Legal Affairs
Royal Corruption Probe Stalled By Mandatory, Pizza-Obsessed Fax Machine
LONDON—A multi-force investigation into allegations surrounding Prince Andrew has hit a wall of such profound bureaucratic absurdity it could be considered performance art: officials are legally required to communicate solely through a single, defective fax machine that now functions primarily as a distributor of pizza deals.
The probe, involving the Metropolitan Police, Thames Valley Police, and the Crown Prosecution Service, centers on claims that the Duke of York leaked official documents from his trade envoy role to the late financier Jeffrey Epstein and that he misused taxpayer-funded protection officers to harass his accuser, Virginia Giuffre.
Although all three agencies finalized their evidence files—comprising over 300 pages—weeks ago, the entire process has been paralyzed. The culprit is a procedural memo, dredged from a New Scotland Yard archive, which designates a specific Brother Intellifax-710 as the only approved channel for 'sensitive royal-adjacent communiqués.' The rule was cemented in 1992 after the machine successfully transmitted a press embargo about a minor royal's divorce. Its solitary success was enshrined in permanent regulation.
For the past three weeks, the device has refused to accept any investigative documents. Instead, it produces an endless stream of thermal paper bearing pixelated images of pepperoni pizzas and detailed coupons for a '2-for-1 Pepperoni Passion' offer. Attempts to repair the machine by technicians specializing in 'vintage office equipment' have failed.

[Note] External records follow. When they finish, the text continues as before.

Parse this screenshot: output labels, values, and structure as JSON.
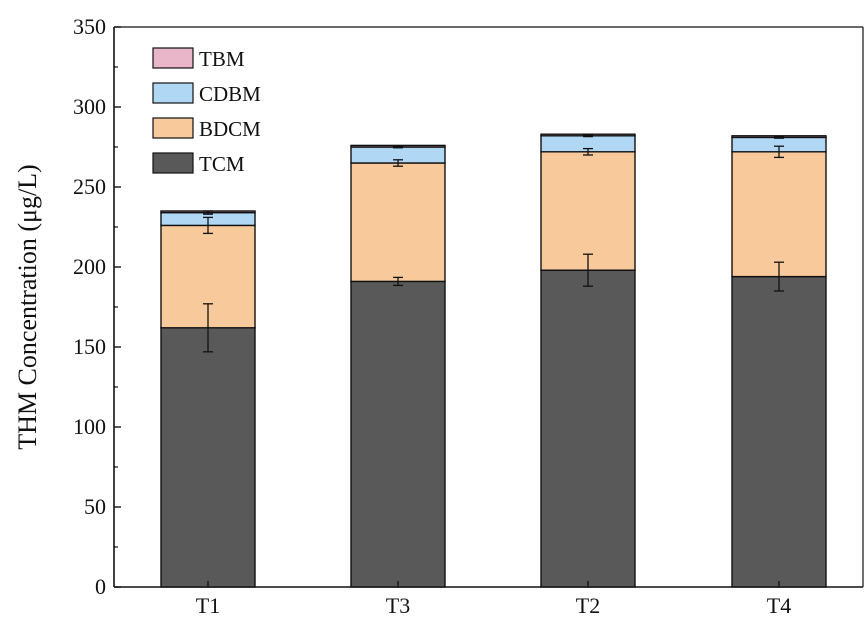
{
  "chart_data": {
    "type": "bar",
    "stacked": true,
    "categories": [
      "T1",
      "T3",
      "T2",
      "T4"
    ],
    "series": [
      {
        "name": "TCM",
        "values": [
          162,
          191,
          198,
          194
        ],
        "errors": [
          15,
          2.5,
          10,
          9
        ],
        "color": "#595959"
      },
      {
        "name": "BDCM",
        "values": [
          64,
          74,
          74,
          78
        ],
        "errors": [
          5,
          2,
          2,
          3.5
        ],
        "color": "#f7c99b"
      },
      {
        "name": "CDBM",
        "values": [
          8,
          10,
          10,
          9
        ],
        "errors": [
          1,
          0.5,
          0.5,
          0.5
        ],
        "color": "#b0d8f5"
      },
      {
        "name": "TBM",
        "values": [
          1,
          1,
          1,
          1
        ],
        "errors": [
          0,
          0,
          0,
          0
        ],
        "color": "#e8b5c9"
      }
    ],
    "title": "",
    "xlabel": "",
    "ylabel": "THM Concentration (μg/L)",
    "ylim": [
      0,
      350
    ],
    "yticks": [
      0,
      50,
      100,
      150,
      200,
      250,
      300,
      350
    ],
    "legend": {
      "placement": "top-left",
      "order": [
        "TBM",
        "CDBM",
        "BDCM",
        "TCM"
      ]
    },
    "grid": false
  }
}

One external contractor, after extensive examination, reportedly declared the machine 'sentient' and motivated by an overriding desire for Italian fast food.
The language of the 1987 directive is so absolute it has created a perfect circle of bureaucratic inertia. It demands 'transmission must be verifiable via telephonic reproduction,' explicitly prohibiting email, secure digital portals, or even the hand-delivery of printed documents. Senior officials are thus rendered powerless, imprisoned by the literal interpretation of a rule written when fax machines were the height of technology.
The situation reached its zenith yesterday during an emergency summit between police commissioners and senior prosecutors. After hours of deliberation, the only solution they could agree upon was to draft a formal request to the Home Office seeking to… declassify the fax machine. The irony is palpable: the request to stop using the broken machine must itself be submitted via fax. The investigation into a senior royal is now held hostage by a device that has apparently found its true calling in food delivery.